外は依然として雨模様みたいだ。窓を閉め切った室内からでも、雨の音が耳に届く。窓の方へ歩み寄って、遮光カーテンを捲り外の様子を伺っていると背後から身体を抱き寄せられて「きゃっ」と声が漏れた。



雨に気を取られて全く背後を気にしていなかったから驚いた。シャンプーの香りがする桜色の濡れた髪が、私の首や頬に掛かる。私の腹に回された腕にはぎゅっと力が込められて、互いの身体がぴたりと密着する。
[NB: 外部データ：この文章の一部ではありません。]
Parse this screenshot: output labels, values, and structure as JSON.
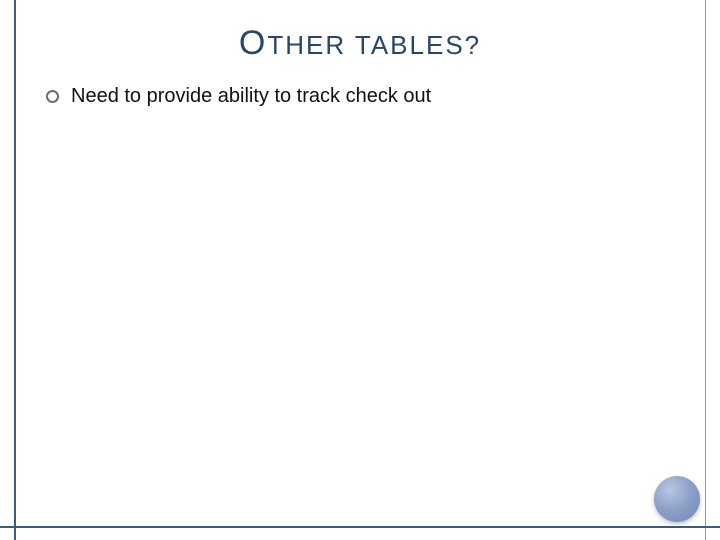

視線だけを横に滑らせれば、陽向の美しい顔が私の肩に乗っていた。相手の長い睫毛の一本一本が確認できる程に近い。さっき少しだけ青くなっていた唇には血色が戻っていて、心の中で安堵の息が落ちる。



「陽向。」

「ん?」

「ごめんね。」

「何が?」

「陽向が雨予報だからって忠告してくれてたのにそれを忘れた挙句、待ち合わせの場所でびしょ濡れになって陽向まで巻き込んでしまってごめんね。」

「ふふっ、そんな事?全然気にしてないから謝らないで。」

「それから…。それから……裏門で身勝手な発言をしてごめんなさい。もしあの言葉が陽向の重荷になる様ならすぐに撤回したい…「嬉しかった。」」



意を決して開口したと云うのに、彼の口から想定外の台詞が飛び出したせいで拍子抜けした声がそのまま落ちてカーテンに吸い込まれる。カーテンを掴んでいた私の手の上に、彼の体温がそっと重なった。

ドキリと、心臓が脈を打つ。この人が好きだと心が嘆く。彼を愛していると全身が叫ぶ。



「凄く嬉しかったのに、撤回されると悲しい。」

「……っっ。」

「ねぇ、祈ちゃんこっち向いて?」



相手の腕の中で身体を反転させた途端、切り替わった視界を陽向の麗しい顔が独占する。口許に弧を描き、目を細めた彼がまだ乾いていない私の髪を掬って口付けを落とした。